— А я, считай, век без мужика прожила, — сказала Таисья вроде бы с вызовом. — Этот-то, Толька-пьяница, не в счет… Живо его турнула, не было мужика, и это не мужик.
— А хоть любила кого? — тихо спросила Дарья.
— Не знаю, — погрустнела Таисья. — Девчонкой была, нравились некоторые парнишки. Я же стеснительная молодая была. Сейчас подумаю, поди, и не хуже других девок, а казалось — куда я супротив них? Одежонка на мне худа. Мать в первый военный год померла, а я так… По людям скиталась. Пономаревка неподалеку была, теперь там чисто поле да могилки в околке. Жила там у одних лето. Двое их — муж с женой. Тогда старыми казались, теперь раздумаюсь, так они и не старые были. Жалели меня. Три сына у них на фронте было: Павел, Алексей, Федор. Да я их, парнишек тех, только на карточке и видела. Младший мне сильно нравился. Лицо нежное… Старик говорил: «Вернется Федор, непременно на тебе женим…» Двоих на войне убило, один домой пришел. Не тот…

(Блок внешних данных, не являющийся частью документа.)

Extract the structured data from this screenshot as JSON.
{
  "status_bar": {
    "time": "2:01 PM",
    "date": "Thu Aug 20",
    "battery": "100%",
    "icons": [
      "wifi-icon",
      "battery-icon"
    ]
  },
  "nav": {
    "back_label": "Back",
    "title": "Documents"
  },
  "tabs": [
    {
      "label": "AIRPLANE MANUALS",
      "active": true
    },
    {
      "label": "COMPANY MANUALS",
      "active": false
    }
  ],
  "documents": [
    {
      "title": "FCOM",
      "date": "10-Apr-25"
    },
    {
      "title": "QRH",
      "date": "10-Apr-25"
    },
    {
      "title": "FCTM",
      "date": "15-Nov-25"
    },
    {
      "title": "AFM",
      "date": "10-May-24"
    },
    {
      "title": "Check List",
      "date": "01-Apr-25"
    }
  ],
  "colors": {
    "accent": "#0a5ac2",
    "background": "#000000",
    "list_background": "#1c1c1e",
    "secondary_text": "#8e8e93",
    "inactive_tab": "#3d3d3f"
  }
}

— Не судьба, — тихо промолвила Дарья. Хотела еще утешить, но не нашла больше слов.
— Семнадцати лет не было, уже на лесозаготовки послали, — опять вспомнила свою жизнь Таисья. — Подружка у меня Кланька — такая же. Отведут нам делянку под косогором — снежище выше пояса, лесины в два обхвата, сучья с самого низу… Мастер вредный, с которыми бабами спал, тем деляны получше и лес ровный, а нам что ни на есть самый тяжелый… Надсажаешься, надсажаешься, вся кровушка к голове прильет. Где ж теперь здоровье будет… Все там осталось.
— Видно, везде эти лесозаготовки были, — сочувственно сказала Дарья. — Мне раз на сплаве руку чуть тросом не оторвало — развернуло плот…
— А-а, не будем об этом, — перебила Таисья. — Пережили ведь…
— И то, — согласилась Дарья. — Ты же начала.
— Че же мне, Тольку свово вспоминать? — вскинулась Таисья и поглядела в окно. — Вон оне, мужички-то, гуляют… Глянь-ка, однако, сюда идут: Лунев, Шевчихин…
Заглушая музыку из репродуктора, с улицы донеслись рваные звуки гармони.
— Итак сюда, — спохватилась Дарья и коротко посмотрела на себя в зеркало. — Пускай заходят, а то че же мы, бабы, одне.
— Мотри, девка… Скажет Валентина — напоила ее Гришаню…
В сенях стукнуло.
— Хозяйку можно проведать? — по-вятски окая, спросил, отворив дверь, грузный, с отечным лицом, здешний агроном Лунев. Наклонившись, чтобы не стукнуться о притолоку, вошел в избу и впустил переминавшегося за порогом Шевчихина. — С праздником, Петровна… Смотри-ка ты, и соседка здесь, — подмигнул он, увидев Таисью.
— Заходите… — Дарья, засуетившись, подвинула стул со сшитой из пестрых лоскутков подушечкой на сиденье и взялась за спинку второго. — Только что про мужиков говорили.
— Так оно и должно быть сегодня-то. Верно, Данилыч? — повернулся Лунев к курносенькому Шевчихину.
— Ве-верно, — силясь, произнес тот и, рванув охнувшие меха разукрашенной гармони, лихо сыграл перепляс.
Испуганная кошка метнулась под печь.
— А-а мы к Ма-матвею за-за… — начал рассказывать Шевчихин, старательно вытирая о половичок ноги.
— К Матвею мы заходили, — выручил его Лунев. Снял кепку и пригладил курчавившиеся на затылке остатки волос. — А его дома-то нет. Ну, раз тако дело, давай Петровну проведаем.